Chen Tianlai, Dumas Madeleine, Watson Rio, Vincoff Sophia, Peng Christina, Zhao Lin, Hong Lauren, Pertsemlidis Sarah, Shaepers-Cheu Mayumi, Wang Tian Zi, Srijay Divya, Monticello Connor, Vure Pranay, Pulugurta Rishab, Kholina Kseniia, Goel Shrey, DeLisa Matthew P, Truant Ray, Aguilar Hector C, Chatterjee Pranam
Department of Biomedical Engineering, Duke University.

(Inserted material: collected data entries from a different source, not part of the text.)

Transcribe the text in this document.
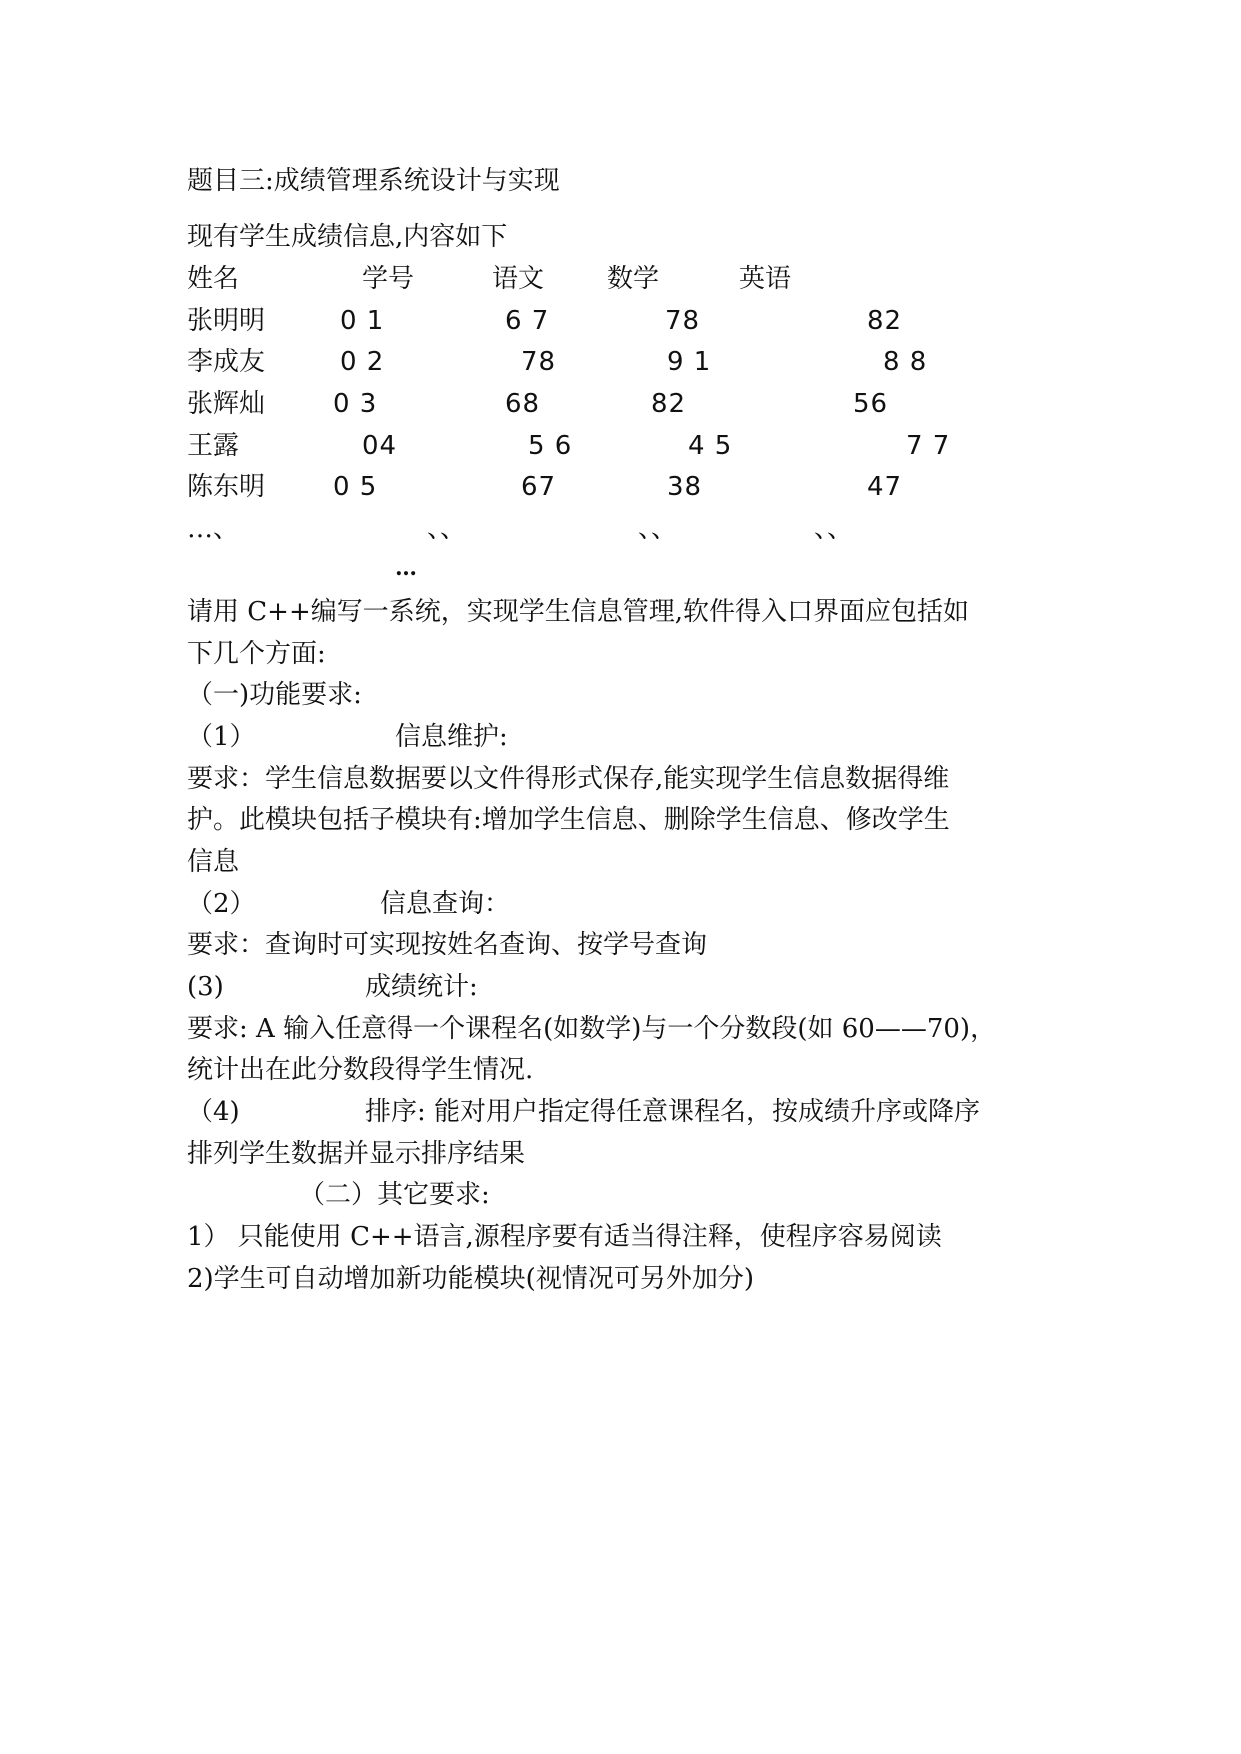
题目三:成绩管理系统设计与实现
现有学生成绩信息,内容如下
姓名	学号	语文 数学	英语
张明明	0 1	6 7	78	82
李成友	0 2	78	9 1	8 8
张辉灿	0 3	68	82	56
王露	04	5 6	4 5	7 7
陈东明	0 5	67	38	47
…、	、、	、、	、、
…
请用 C++编写一系统，实现学生信息管理,软件得入口界面应包括如
下几个方面:
（一)功能要求:
（1）	信息维护:
要求：学生信息数据要以文件得形式保存,能实现学生信息数据得维
护。此模块包括子模块有:增加学生信息、删除学生信息、修改学生
信息
（2）	信息查询：
要求：查询时可实现按姓名查询、按学号查询
(3)	成绩统计:
要求: A 输入任意得一个课程名(如数学)与一个分数段(如 60——70)，
统计出在此分数段得学生情况.
（4)	排序: 能对用户指定得任意课程名，按成绩升序或降序
排列学生数据并显示排序结果
（二）其它要求:
1） 只能使用 C++语言,源程序要有适当得注释，使程序容易阅读
2)学生可自动增加新功能模块(视情况可另外加分)
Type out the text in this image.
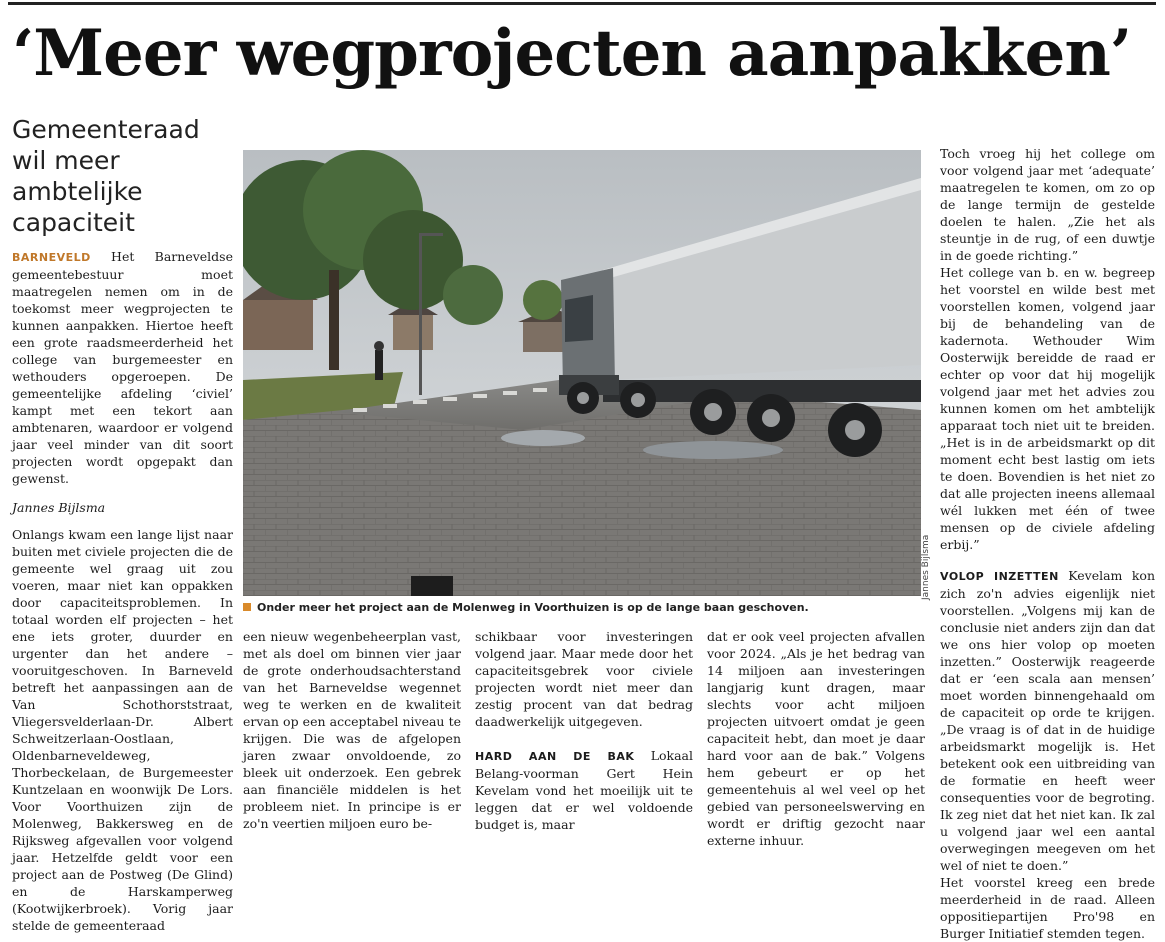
‘Meer wegprojecten aanpakken’
Gemeenteraad wil meer ambtelijke capaciteit

BARNEVELD Het Barneveldse gemeentebestuur moet maatregelen nemen om in de toekomst meer wegprojecten te kunnen aanpakken. Hiertoe heeft een grote raadsmeerderheid het college van burgemeester en wethouders opgeroepen. De gemeentelijke afdeling ‘civiel’ kampt met een tekort aan ambtenaren, waardoor er volgend jaar veel minder van dit soort projecten wordt opgepakt dan gewenst.

Jannes Bijlsma

Onlangs kwam een lange lijst naar buiten met civiele projecten die de gemeente wel graag uit zou voeren, maar niet kan oppakken door capaciteitsproblemen. In totaal worden elf projecten – het ene iets groter, duurder en urgenter dan het andere – vooruitgeschoven. In Barneveld betreft het aanpassingen aan de Van Schothorststraat, Vliegersvelderlaan-Dr. Albert Schweitzerlaan-Oostlaan, Oldenbarneveldeweg, Thorbeckelaan, de Burgemeester Kuntzelaan en woonwijk De Lors. Voor Voorthuizen zijn de Molenweg, Bakkersweg en de Rijksweg afgevallen voor volgend jaar. Hetzelfde geldt voor een project aan de Postweg (De Glind) en de Harskamperweg (Kootwijkerbroek). Vorig jaar stelde de gemeenteraad

Jannes Bijlsma
Onder meer het project aan de Molenweg in Voorthuizen is op de lange baan geschoven.

een nieuw wegenbeheerplan vast, met als doel om binnen vier jaar de grote onderhoudsachterstand van het Barneveldse wegennet weg te werken en de kwaliteit ervan op een acceptabel niveau te krijgen. Die was de afgelopen jaren zwaar onvoldoende, zo bleek uit onderzoek. Een gebrek aan financiële middelen is het probleem niet. In principe is er zo'n veertien miljoen euro be-

schikbaar voor investeringen volgend jaar. Maar mede door het capaciteitsgebrek voor civiele projecten wordt niet meer dan zestig procent van dat bedrag daadwerkelijk uitgegeven.

HARD AAN DE BAK Lokaal Belang-voorman Gert Hein Kevelam vond het moeilijk uit te leggen dat er wel voldoende budget is, maar

dat er ook veel projecten afvallen voor 2024. „Als je het bedrag van 14 miljoen aan investeringen langjarig kunt dragen, maar slechts voor acht miljoen projecten uitvoert omdat je geen capaciteit hebt, dan moet je daar hard voor aan de bak.” Volgens hem gebeurt er op het gemeentehuis al wel veel op het gebied van personeelswerving en wordt er driftig gezocht naar externe inhuur.

Toch vroeg hij het college om voor volgend jaar met ‘adequate’ maatregelen te komen, om zo op de lange termijn de gestelde doelen te halen. „Zie het als steuntje in de rug, of een duwtje in de goede richting.”

Het college van b. en w. begreep het voorstel en wilde best met voorstellen komen, volgend jaar bij de behandeling van de kadernota. Wethouder Wim Oosterwijk bereidde de raad er echter op voor dat hij mogelijk volgend jaar met het advies zou kunnen komen om het ambtelijk apparaat toch niet uit te breiden. „Het is in de arbeidsmarkt op dit moment echt best lastig om iets te doen. Bovendien is het niet zo dat alle projecten ineens allemaal wél lukken met één of twee mensen op de civiele afdeling erbij.”

VOLOP INZETTEN Kevelam kon zich zo'n advies eigenlijk niet voorstellen. „Volgens mij kan de conclusie niet anders zijn dan dat we ons hier volop op moeten inzetten.” Oosterwijk reageerde dat er ‘een scala aan mensen’ moet worden binnengehaald om de capaciteit op orde te krijgen. „De vraag is of dat in de huidige arbeidsmarkt mogelijk is. Het betekent ook een uitbreiding van de formatie en heeft weer consequenties voor de begroting. Ik zeg niet dat het niet kan. Ik zal u volgend jaar wel een aantal overwegingen meegeven om het wel of niet te doen.”

Het voorstel kreeg een brede meerderheid in de raad. Alleen oppositiepartijen Pro'98 en Burger Initiatief stemden tegen.
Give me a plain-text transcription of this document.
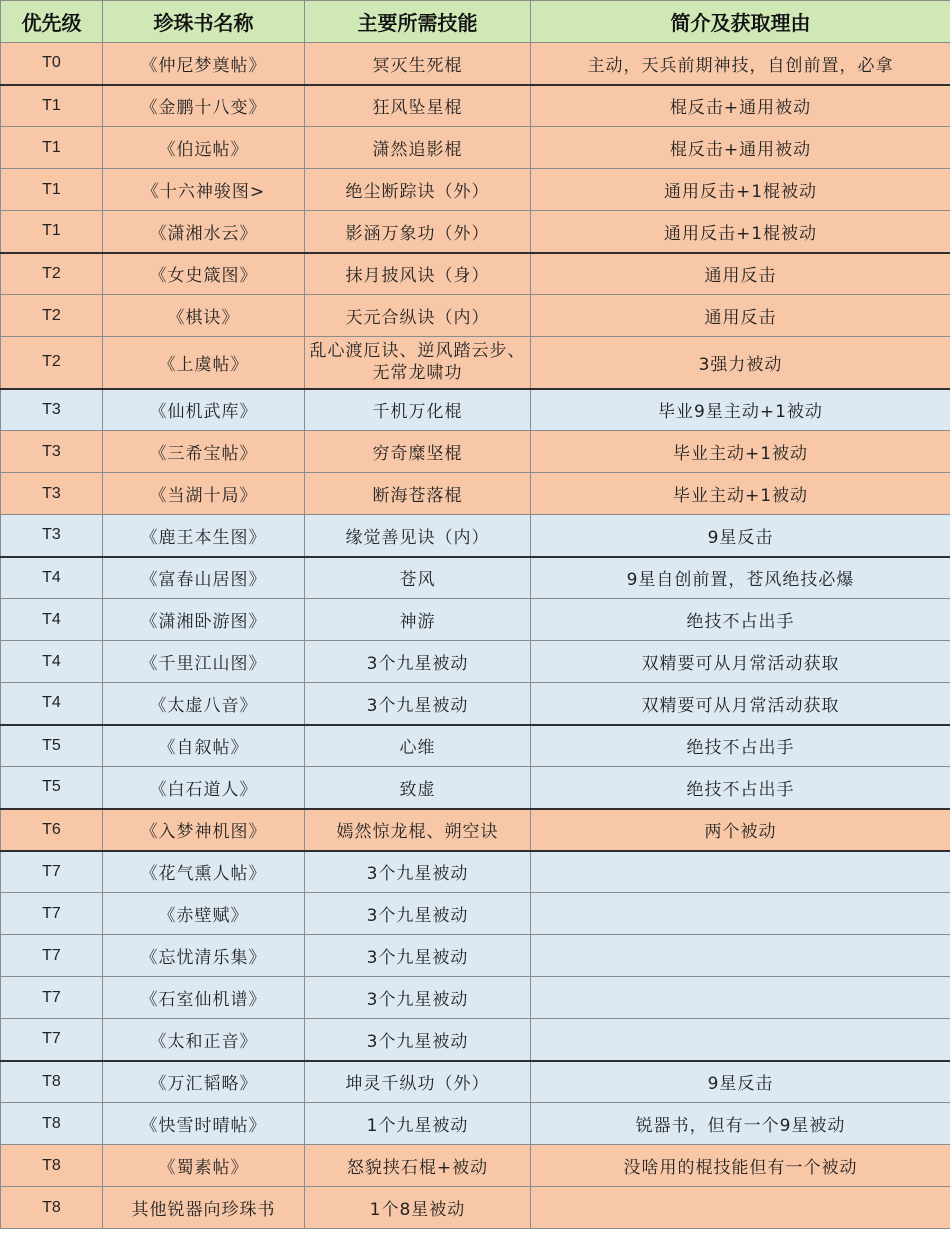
优先级	珍珠书名称	主要所需技能	简介及获取理由
T0	《仲尼梦奠帖》	冥灭生死棍	主动，天兵前期神技，自创前置，必拿
T1	《金鹏十八变》	狂风坠星棍	棍反击+通用被动
T1	《伯远帖》	潇然追影棍	棍反击+通用被动
T1	《十六神骏图>	绝尘断踪诀（外）	通用反击+1棍被动
T1	《潇湘水云》	影涵万象功（外）	通用反击+1棍被动
T2	《女史箴图》	抹月披风诀（身）	通用反击
T2	《棋诀》	天元合纵诀（内）	通用反击
T2	《上虞帖》	乱心渡厄诀、逆风踏云步、无常龙啸功	3强力被动
T3	《仙机武库》	千机万化棍	毕业9星主动+1被动
T3	《三希宝帖》	穷奇糜坚棍	毕业主动+1被动
T3	《当湖十局》	断海苍落棍	毕业主动+1被动
T3	《鹿王本生图》	缘觉善见诀（内）	9星反击
T4	《富春山居图》	苍风	9星自创前置，苍风绝技必爆
T4	《潇湘卧游图》	神游	绝技不占出手
T4	《千里江山图》	3个九星被动	双精要可从月常活动获取
T4	《太虚八音》	3个九星被动	双精要可从月常活动获取
T5	《自叙帖》	心维	绝技不占出手
T5	《白石道人》	致虚	绝技不占出手
T6	《入梦神机图》	嫣然惊龙棍、朔空诀	两个被动
T7	《花气熏人帖》	3个九星被动	
T7	《赤壁赋》	3个九星被动	
T7	《忘忧清乐集》	3个九星被动	
T7	《石室仙机谱》	3个九星被动	
T7	《太和正音》	3个九星被动	
T8	《万汇韬略》	坤灵千纵功（外）	9星反击
T8	《快雪时晴帖》	1个九星被动	锐器书，但有一个9星被动
T8	《蜀素帖》	怒貌挟石棍+被动	没啥用的棍技能但有一个被动
T8	其他锐器向珍珠书	1个8星被动	
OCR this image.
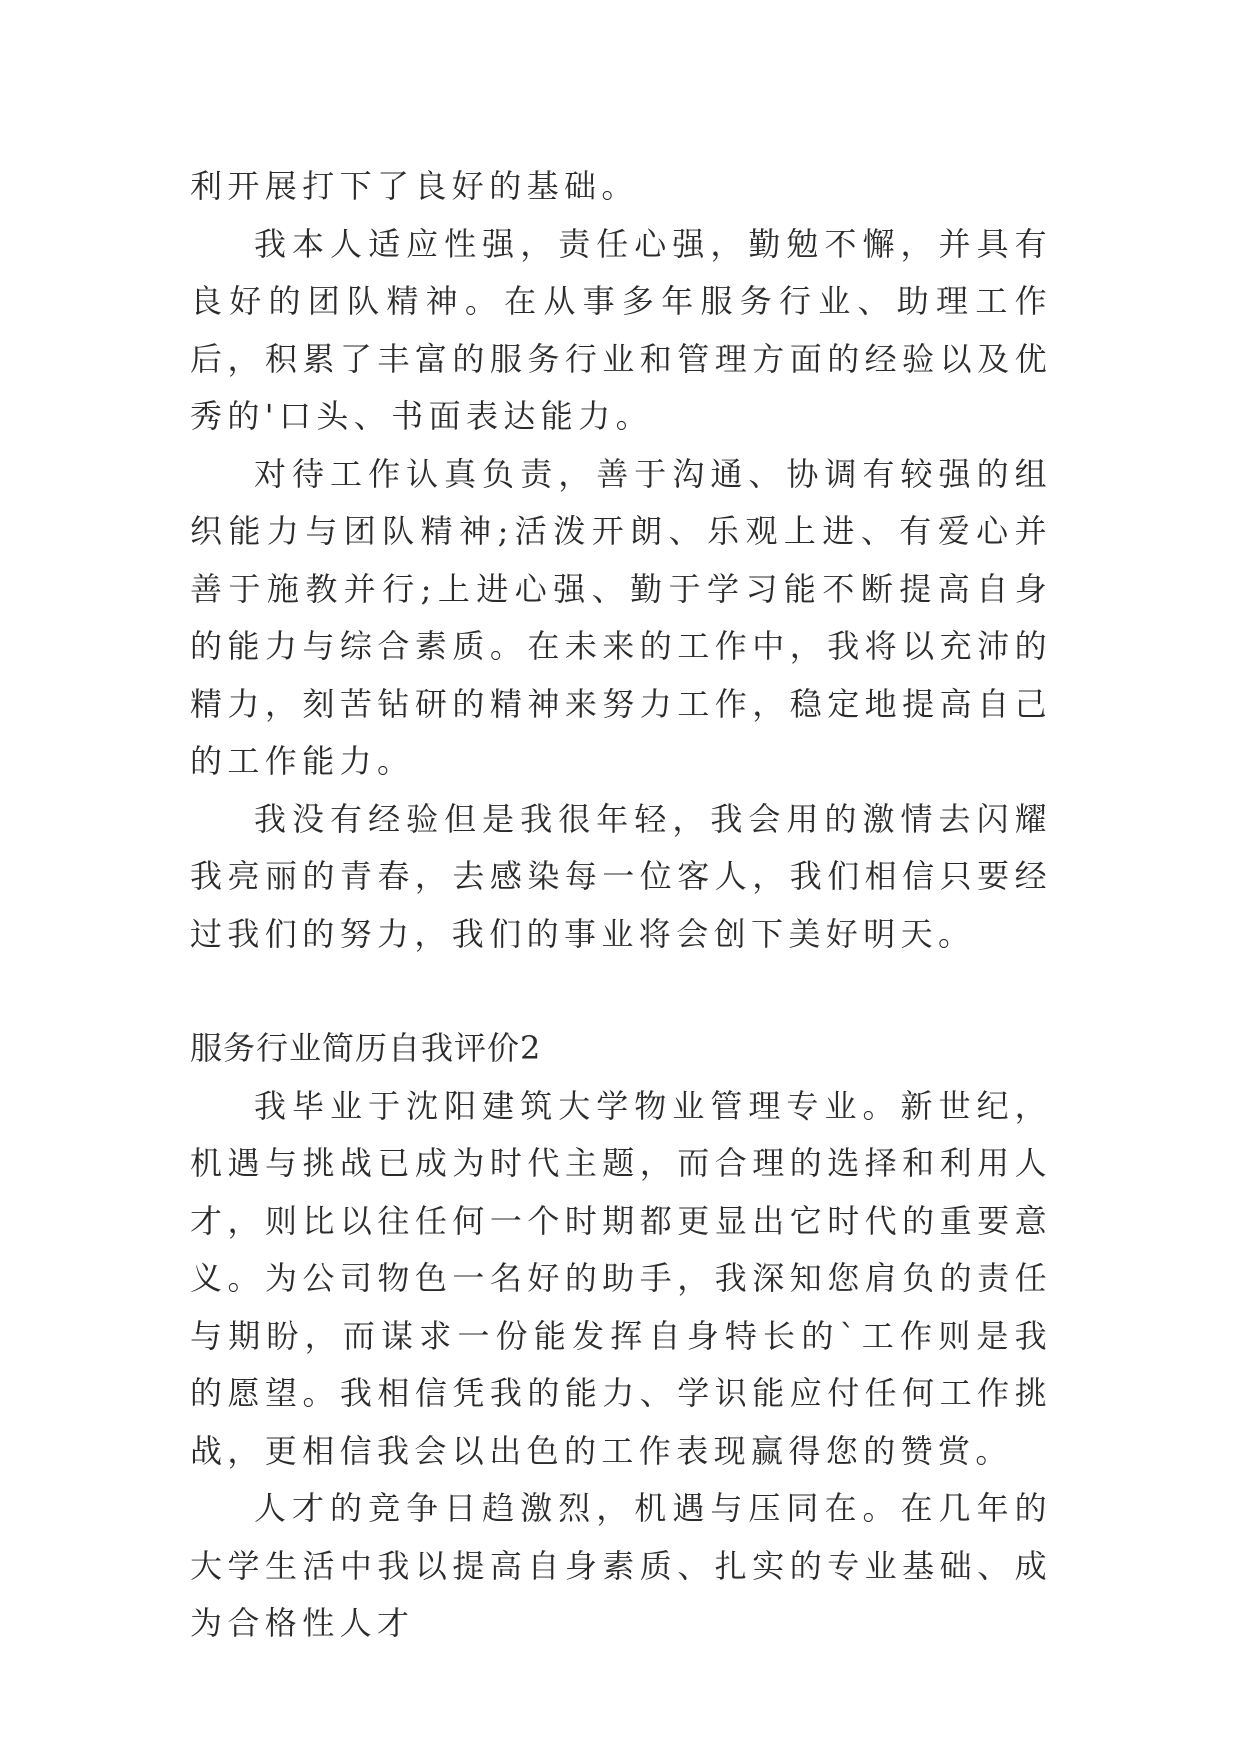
利开展打下了良好的基础。

我本人适应性强，责任心强，勤勉不懈，并具有良好的团队精神。在从事多年服务行业、助理工作后，积累了丰富的服务行业和管理方面的经验以及优秀的'口头、书面表达能力。

对待工作认真负责，善于沟通、协调有较强的组织能力与团队精神;活泼开朗、乐观上进、有爱心并善于施教并行;上进心强、勤于学习能不断提高自身的能力与综合素质。在未来的工作中，我将以充沛的精力，刻苦钻研的精神来努力工作，稳定地提高自己的工作能力。

我没有经验但是我很年轻，我会用的激情去闪耀我亮丽的青春，去感染每一位客人，我们相信只要经过我们的努力，我们的事业将会创下美好明天。

服务行业简历自我评价2

我毕业于沈阳建筑大学物业管理专业。新世纪，机遇与挑战已成为时代主题，而合理的选择和利用人才，则比以往任何一个时期都更显出它时代的重要意义。为公司物色一名好的助手，我深知您肩负的责任与期盼，而谋求一份能发挥自身特长的`工作则是我的愿望。我相信凭我的能力、学识能应付任何工作挑战，更相信我会以出色的工作表现赢得您的赞赏。

人才的竞争日趋激烈，机遇与压同在。在几年的大学生活中我以提高自身素质、扎实的专业基础、成为合格性人才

Department of Microbiology and Immunology, College of Veterinary Medicine, Cornell University.
ArXiv. 2024 Aug 11:arXiv:2310.03842v3.
Target proteins that lack accessible binding pockets and conformational stability have posed increasing challenges for drug development. Induced proximity strategies, such as PROTACs and molecular glues, have thus gained attention as pharmacological alternatives, but still require small molecule docking at binding pockets for targeted protein degradation. The computational design of protein-based binders presents unique opportunities to access "undruggable" targets, but have often relied on stable 3D structures or structure-influenced latent spaces for effective binder generation. In this work, we introduce , a target sequence-conditioned generator of linear peptide binders. By employing a novel span masking strategy that uniquely positions cognate peptide sequences at the C-terminus of target protein sequences, PepMLM fine-tunes the state-of-the-art ESM-2 pLM to fully reconstruct the binder region, achieving low perplexities matching or improving upon validated peptide-protein sequence pairs. After successful benchmarking with AlphaFold-Multimer, outperforming RFDiffusion on structured targets, we experimentally verify PepMLM's efficacy via fusion of model-derived peptides to E3 ubiquitin ligase domains, demonstrating endogenous degradation of emergent viral phosphoproteins and Huntington's disease-driving proteins. In total, PepMLM enables the generative design of candidate binders to any target protein, without the requirement of target structure, empowering downstream therapeutic applications.
缺乏可及结合口袋和构象稳定性的靶蛋白给药物开发带来了越来越大的挑战。因此,诸如PROTAC和分子胶等诱导邻近策略作为药理学替代方法受到了关注,但仍需要小分子对接至结合口袋以实现靶向蛋白降解。基于蛋白质的结合剂的计算设计为攻克“不可成药”靶点提供了独特机遇,但通常依赖稳定的三维结构或受结构影响的潜在空间来有效生成结合剂。在这项工作中,我们介绍了PepMLM,一种由靶序列条件化的线性肽结合剂生成器。通过采用一种新颖的跨度掩码策略,将同源肽序列独特地定位在靶蛋白序列的C末端,PepMLM对最先进的ESM-2蛋白质语言模型进行微调,以完全重建结合剂区域,实现了与经过验证的肽-蛋白质序列对相匹配或更优的低困惑度。在用AlphaFold-Multimer成功进行基准测试后,在结构化靶点上优于RFDiffusion,我们通过将模型衍生的肽与E3泛素连接酶结构域融合,实验验证了PepMLM的功效,证明了新兴病毒磷蛋白和亨廷顿病驱动蛋白的内源性降解。总的来说,PepMLM能够生成针对任何靶蛋白的候选结合剂,而无需靶结构,为下游治疗应用提供了支持。